We’ve talked now and then about college programs that are making strides to provide students with entrepreneurial training, but the Harvard Business School (HBS) has so far not come up in our discussions. This might seem odd that one of the top business schools in the nation doesn’t gather much attention from things like The Princeton Review’s ranking of entrepreneurial programs, but one HBS grad may have an answer to that puzzle.
Stu Wall, co-founder of the startup Postabon with an MBA from Harvard, recently wrote about some of the reasons that he thinks cause MBAs to make mistakes when trying to form a startup. The biggest obstacle in their way is that through their years of education, MBA students are taught to meticulously plan their businesses, but nothing can substitute from actually getting your hands dirty.
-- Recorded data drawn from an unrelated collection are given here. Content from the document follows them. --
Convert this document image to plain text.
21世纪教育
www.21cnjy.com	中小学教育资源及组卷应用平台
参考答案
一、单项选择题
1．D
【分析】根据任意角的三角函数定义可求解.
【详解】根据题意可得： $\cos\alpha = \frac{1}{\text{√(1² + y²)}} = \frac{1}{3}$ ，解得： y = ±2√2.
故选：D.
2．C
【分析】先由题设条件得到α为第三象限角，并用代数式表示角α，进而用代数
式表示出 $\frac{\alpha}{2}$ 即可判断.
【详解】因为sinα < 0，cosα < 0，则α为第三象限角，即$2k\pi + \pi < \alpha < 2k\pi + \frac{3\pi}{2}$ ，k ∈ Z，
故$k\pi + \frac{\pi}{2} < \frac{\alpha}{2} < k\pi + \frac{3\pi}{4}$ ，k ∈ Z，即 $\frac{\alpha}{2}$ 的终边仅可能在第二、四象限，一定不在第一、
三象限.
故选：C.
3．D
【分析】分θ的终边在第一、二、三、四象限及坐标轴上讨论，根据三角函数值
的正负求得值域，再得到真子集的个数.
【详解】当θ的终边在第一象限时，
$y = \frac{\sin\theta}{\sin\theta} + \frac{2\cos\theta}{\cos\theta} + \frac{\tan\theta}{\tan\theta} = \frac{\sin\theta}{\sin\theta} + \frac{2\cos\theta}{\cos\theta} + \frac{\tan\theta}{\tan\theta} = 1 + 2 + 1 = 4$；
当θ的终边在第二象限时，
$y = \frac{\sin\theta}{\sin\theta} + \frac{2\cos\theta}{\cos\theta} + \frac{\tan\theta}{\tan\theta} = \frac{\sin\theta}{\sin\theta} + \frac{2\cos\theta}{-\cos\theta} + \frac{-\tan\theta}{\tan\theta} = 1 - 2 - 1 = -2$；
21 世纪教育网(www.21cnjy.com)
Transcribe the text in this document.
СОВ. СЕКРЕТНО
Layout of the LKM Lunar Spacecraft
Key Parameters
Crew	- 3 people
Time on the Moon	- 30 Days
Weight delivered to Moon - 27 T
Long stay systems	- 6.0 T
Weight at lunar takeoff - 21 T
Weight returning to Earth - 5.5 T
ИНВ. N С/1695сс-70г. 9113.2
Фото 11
“With three months and ~$10K, we created a bare-minimum website and iPhone app that allowed us to iterate daily based on consumer feedback. No amount of time in Baker Library would have substituted,” writes Wall. “Building a product will allow you to identify a viable strategy, iterate, and prove your team can win. Research, formatting and nicely worded emails are a prerequisite but by no means a differentiator.”
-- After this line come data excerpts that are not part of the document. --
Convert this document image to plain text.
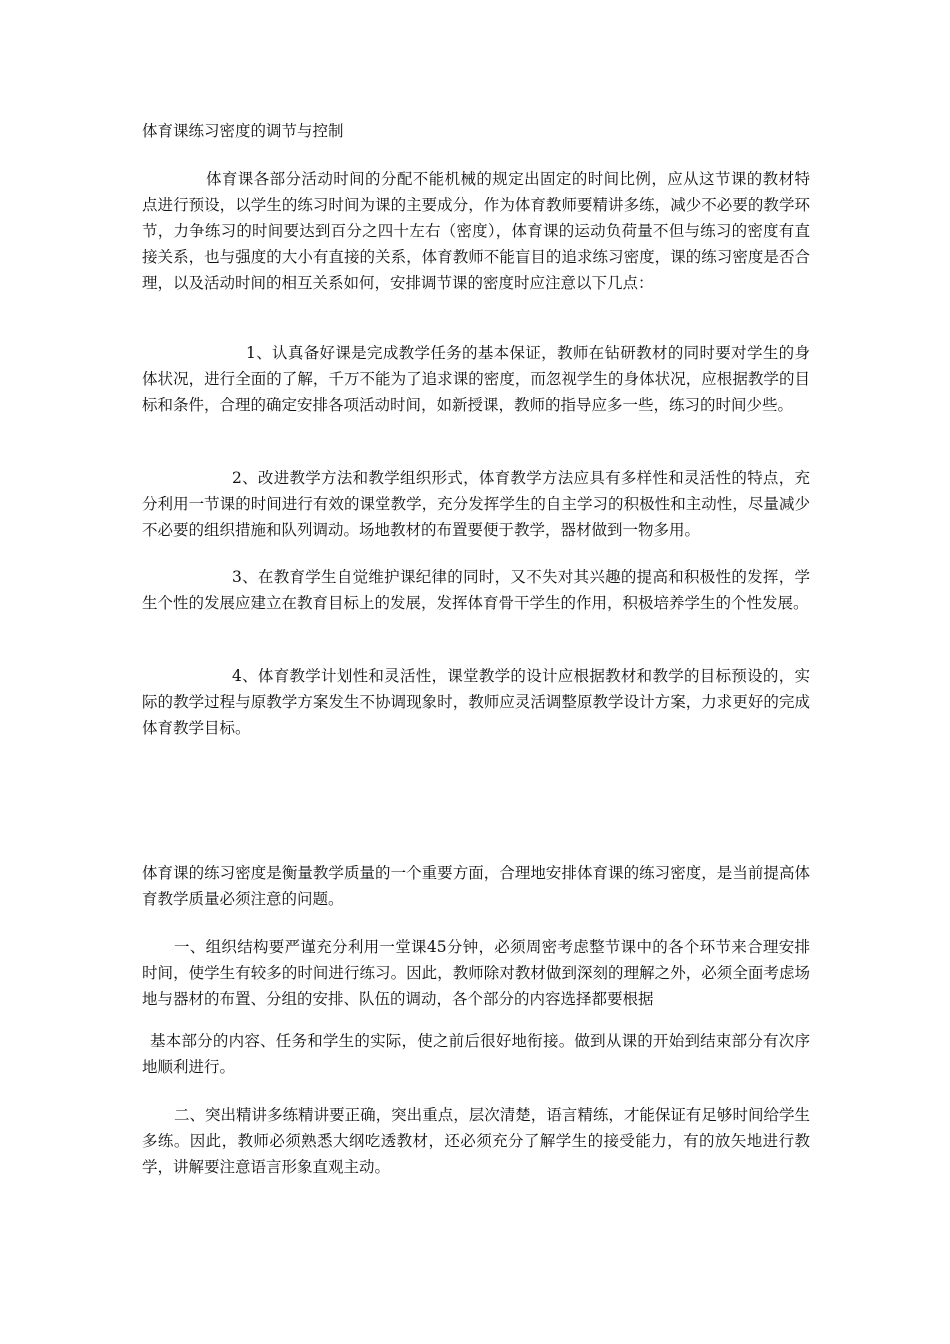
体育课练习密度的调节与控制

体育课各部分活动时间的分配不能机械的规定出固定的时间比例，应从这节课的教材特点进行预设，以学生的练习时间为课的主要成分，作为体育教师要精讲多练，减少不必要的教学环节，力争练习的时间要达到百分之四十左右（密度），体育课的运动负荷量不但与练习的密度有直接关系，也与强度的大小有直接的关系，体育教师不能盲目的追求练习密度，课的练习密度是否合理，以及活动时间的相互关系如何，安排调节课的密度时应注意以下几点：

1、认真备好课是完成教学任务的基本保证，教师在钻研教材的同时要对学生的身体状况，进行全面的了解，千万不能为了追求课的密度，而忽视学生的身体状况，应根据教学的目标和条件，合理的确定安排各项活动时间，如新授课，教师的指导应多一些，练习的时间少些。

2、改进教学方法和教学组织形式，体育教学方法应具有多样性和灵活性的特点，充分利用一节课的时间进行有效的课堂教学，充分发挥学生的自主学习的积极性和主动性，尽量减少不必要的组织措施和队列调动。场地教材的布置要便于教学，器材做到一物多用。

3、在教育学生自觉维护课纪律的同时，又不失对其兴趣的提高和积极性的发挥，学生个性的发展应建立在教育目标上的发展，发挥体育骨干学生的作用，积极培养学生的个性发展。

4、体育教学计划性和灵活性，课堂教学的设计应根据教材和教学的目标预设的，实际的教学过程与原教学方案发生不协调现象时，教师应灵活调整原教学设计方案，力求更好的完成体育教学目标。

体育课的练习密度是衡量教学质量的一个重要方面，合理地安排体育课的练习密度，是当前提高体育教学质量必须注意的问题。

一、组织结构要严谨充分利用一堂课45分钟，必须周密考虑整节课中的各个环节来合理安排时间，使学生有较多的时间进行练习。因此，教师除对教材做到深刻的理解之外，必须全面考虑场地与器材的布置、分组的安排、队伍的调动，各个部分的内容选择都要根据

基本部分的内容、任务和学生的实际，使之前后很好地衔接。做到从课的开始到结束部分有次序地顺利进行。

二、突出精讲多练精讲要正确，突出重点，层次清楚，语言精练，才能保证有足够时间给学生多练。因此，教师必须熟悉大纲吃透教材，还必须充分了解学生的接受能力，有的放矢地进行教学，讲解要注意语言形象直观主动。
Does this mean that no startup ever got funded without a working demo or beta phase product? Probably not, but the point here is that the amount of discovery and business education you give yourself by actually building a product and testing it trumps anything you can learn from a lecture or a book.
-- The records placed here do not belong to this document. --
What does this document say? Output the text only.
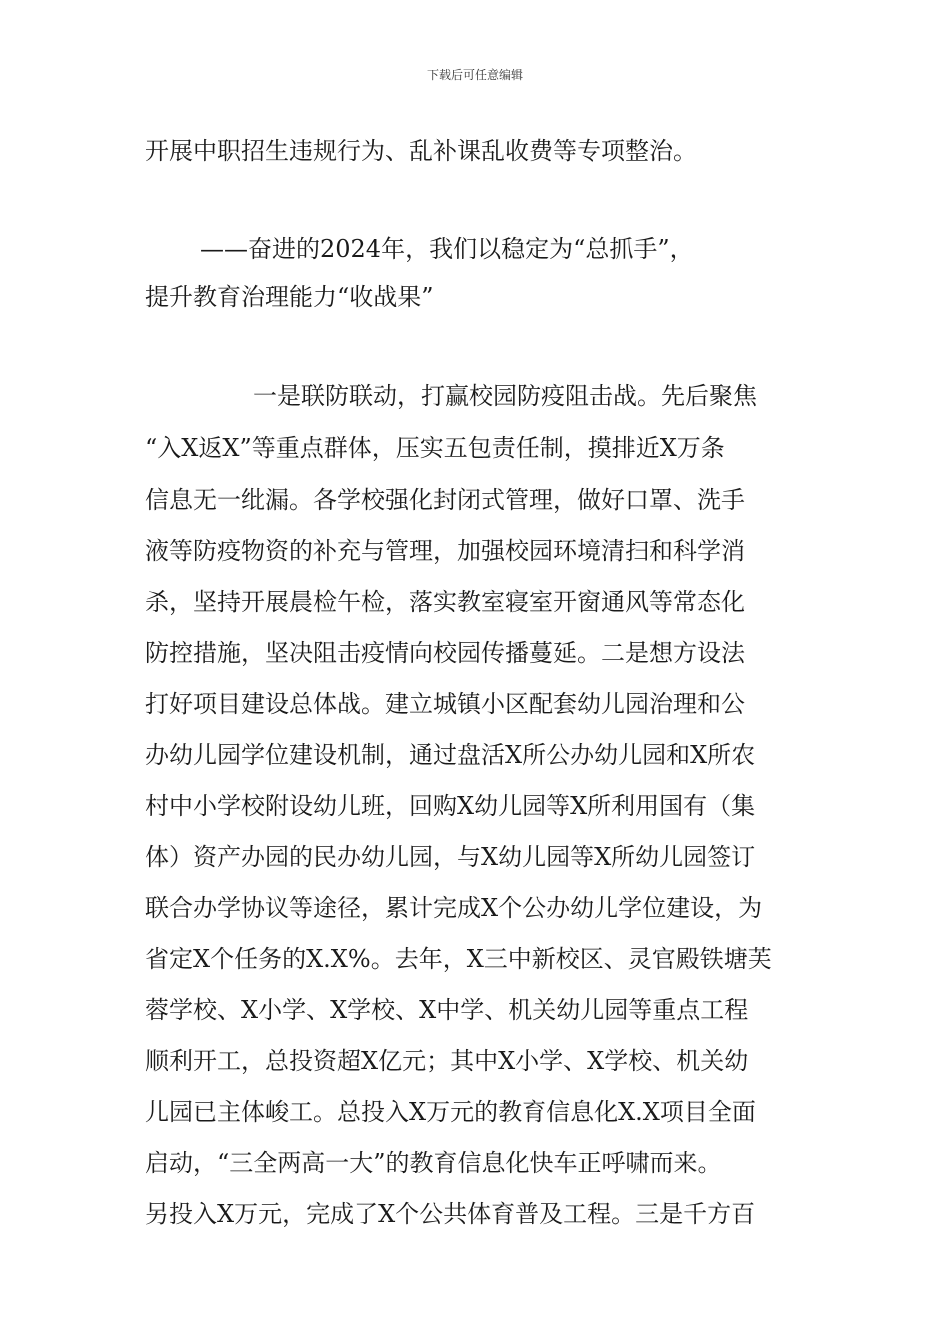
下载后可任意编辑
开展中职招生违规行为、乱补课乱收费等专项整治。
——奋进的2024年，我们以稳定为“总抓手”，
提升教育治理能力“收战果”
一是联防联动，打赢校园防疫阻击战。先后聚焦
“入X返X”等重点群体，压实五包责任制，摸排近X万条
信息无一纰漏。各学校强化封闭式管理，做好口罩、洗手
液等防疫物资的补充与管理，加强校园环境清扫和科学消
杀，坚持开展晨检午检，落实教室寝室开窗通风等常态化
防控措施，坚决阻击疫情向校园传播蔓延。二是想方设法
打好项目建设总体战。建立城镇小区配套幼儿园治理和公
办幼儿园学位建设机制，通过盘活X所公办幼儿园和X所农
村中小学校附设幼儿班，回购X幼儿园等X所利用国有（集
体）资产办园的民办幼儿园，与X幼儿园等X所幼儿园签订
联合办学协议等途径，累计完成X个公办幼儿学位建设，为
省定X个任务的X.X%。去年，X三中新校区、灵官殿铁塘芙
蓉学校、X小学、X学校、X中学、机关幼儿园等重点工程
顺利开工，总投资超X亿元；其中X小学、X学校、机关幼
儿园已主体峻工。总投入X万元的教育信息化X.X项目全面
启动，“三全两高一大”的教育信息化快车正呼啸而来。
另投入X万元，完成了X个公共体育普及工程。三是千方百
I would assume that at some point during his Harvard MBA education Wall had some sort of “lab” experience in which he was tasked with actually creating a business, but I can’t be sure. If he did, it may not be likely that the experiments they ran were in the realm of startups, but they could have been. The point is, Wall seemed to learn a lot more about forming a startup simply by doing than he thinks he did from school.
Another pitfall he sees with MBA students is that the culture implanted into the minds of most business school students doesn’t jive well with startup culture. By this he means that MBAs spend tens of thousands of dollars on an education as an investment toward a future with a high paying career, but that startup culture is a different kind of road to success than they may have expected.
“By the time we’re thinking about career decisions, many have a ‘what will you do for me’ attitude,” writes Wall. “Entrepreneurship is the truest form of meritocracy where ‘credentialing’ counts for nothing. Be humble and cognizant of your weaknesses, and put your passion for idea show (as opposed to your $$ aspirations).”